* 10-year bond yield ends steady at 8.16 pct
* RBI adviser Virmani says time to ease policy has arrived-BBG
* Sentiment to remain cautious ahead of Dec. 2 policy review
By Swati Bhat
MUMBAI, Nov 20 (Reuters) - Indian government bonds pared all losses to end little changed on Thursday, after Bloomberg quoted a central bank adviser as calling for an interest rate cut, while the continued fall in global crude oil prices also aided sentiment.
Bloomberg quoted Arvind Virmani, a member of the central bank’s external advisory committee, as saying “the time for easing monetary policy has arrived” due to easing consumer inflation.
Hopes the Reserve Bank of India will cut interest rates in February, although some analysts see a potential easing on Dec. 2, are fuelling a rally in bond markets. Benchmark 10-year bond yields have fallen 12 basis points this month after dropping 24 bps in October, hitting a more than 15-month low on Tuesday.

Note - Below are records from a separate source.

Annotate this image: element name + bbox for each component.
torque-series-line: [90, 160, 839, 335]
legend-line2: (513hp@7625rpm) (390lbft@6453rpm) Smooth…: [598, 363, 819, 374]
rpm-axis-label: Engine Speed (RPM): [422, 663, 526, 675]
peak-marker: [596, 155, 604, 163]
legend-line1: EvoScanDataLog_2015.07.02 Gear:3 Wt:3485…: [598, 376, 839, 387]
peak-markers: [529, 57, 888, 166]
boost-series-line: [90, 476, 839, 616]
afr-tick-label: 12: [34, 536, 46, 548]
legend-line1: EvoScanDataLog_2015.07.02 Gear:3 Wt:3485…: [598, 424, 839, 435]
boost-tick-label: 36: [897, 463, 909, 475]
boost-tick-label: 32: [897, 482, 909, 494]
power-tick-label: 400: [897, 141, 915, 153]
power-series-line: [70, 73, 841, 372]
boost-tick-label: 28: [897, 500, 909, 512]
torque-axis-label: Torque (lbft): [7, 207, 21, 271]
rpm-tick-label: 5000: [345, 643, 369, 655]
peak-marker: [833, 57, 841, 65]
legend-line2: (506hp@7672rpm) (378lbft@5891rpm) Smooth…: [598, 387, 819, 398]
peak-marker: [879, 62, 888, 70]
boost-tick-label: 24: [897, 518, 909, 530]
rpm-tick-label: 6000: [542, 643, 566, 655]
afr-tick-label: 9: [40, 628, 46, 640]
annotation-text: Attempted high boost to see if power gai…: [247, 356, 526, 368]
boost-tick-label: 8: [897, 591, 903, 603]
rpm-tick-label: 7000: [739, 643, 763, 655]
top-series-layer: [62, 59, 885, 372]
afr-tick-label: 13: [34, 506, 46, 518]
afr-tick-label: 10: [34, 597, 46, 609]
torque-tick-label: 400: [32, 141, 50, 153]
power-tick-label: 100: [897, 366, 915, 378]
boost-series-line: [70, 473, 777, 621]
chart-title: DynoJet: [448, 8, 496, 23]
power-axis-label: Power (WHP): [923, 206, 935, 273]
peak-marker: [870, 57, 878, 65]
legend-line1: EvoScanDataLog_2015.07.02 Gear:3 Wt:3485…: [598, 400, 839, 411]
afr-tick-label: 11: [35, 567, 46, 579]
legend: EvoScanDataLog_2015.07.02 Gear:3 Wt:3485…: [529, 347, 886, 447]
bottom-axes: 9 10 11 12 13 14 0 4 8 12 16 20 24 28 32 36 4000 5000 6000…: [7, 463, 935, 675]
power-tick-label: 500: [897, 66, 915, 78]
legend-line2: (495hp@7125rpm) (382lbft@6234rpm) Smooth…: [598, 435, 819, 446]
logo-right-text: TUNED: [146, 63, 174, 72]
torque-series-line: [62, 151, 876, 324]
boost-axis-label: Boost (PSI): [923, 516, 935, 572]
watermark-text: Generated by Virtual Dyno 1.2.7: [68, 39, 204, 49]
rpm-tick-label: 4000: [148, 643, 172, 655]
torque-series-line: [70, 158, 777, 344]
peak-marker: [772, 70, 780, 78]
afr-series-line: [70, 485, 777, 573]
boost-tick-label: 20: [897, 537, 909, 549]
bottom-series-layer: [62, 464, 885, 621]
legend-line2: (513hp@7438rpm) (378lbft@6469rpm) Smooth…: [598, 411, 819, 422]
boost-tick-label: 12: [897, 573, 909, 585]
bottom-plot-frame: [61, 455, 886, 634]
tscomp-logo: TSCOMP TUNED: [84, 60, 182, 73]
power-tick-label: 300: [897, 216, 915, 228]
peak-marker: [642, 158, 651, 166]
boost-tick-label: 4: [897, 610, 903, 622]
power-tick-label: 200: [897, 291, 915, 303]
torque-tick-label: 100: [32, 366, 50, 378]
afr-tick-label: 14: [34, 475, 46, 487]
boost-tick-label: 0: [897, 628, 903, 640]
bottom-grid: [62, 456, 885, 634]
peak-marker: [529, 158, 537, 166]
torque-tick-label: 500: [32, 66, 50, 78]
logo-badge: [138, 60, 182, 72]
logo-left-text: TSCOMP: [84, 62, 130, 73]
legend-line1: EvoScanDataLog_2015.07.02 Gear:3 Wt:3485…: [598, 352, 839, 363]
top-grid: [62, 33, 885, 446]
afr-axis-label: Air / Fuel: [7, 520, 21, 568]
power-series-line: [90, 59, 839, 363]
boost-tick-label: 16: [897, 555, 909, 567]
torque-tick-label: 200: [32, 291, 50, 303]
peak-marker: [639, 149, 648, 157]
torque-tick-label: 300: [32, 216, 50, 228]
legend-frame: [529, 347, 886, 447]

“Comments from the central bank adviser led to renewed buying interest in bonds today,” said Harish Agarwal, a fixed income trader with First Rand Bank.
Agarwal added markets would continue to monitor oil prices in the immediate future for direction.
The benchmark 10-year bond yield closed steady at its Wednesday’s close of 8.16 percent. On Tuesday, it had touched 8.14 percent intraday, its lowest since Aug. 8, 2013.
Foreign investors have been strong buyers of debt this year, with total inflows touching $23.73 billion. However, they sold a net $14.99 million on Wednesday, their first sale since Oct. 16.
Brent crude oil fell below $78 a barrel on Thursday, as the demand outlook was hit by weak economic reports in China and Europe.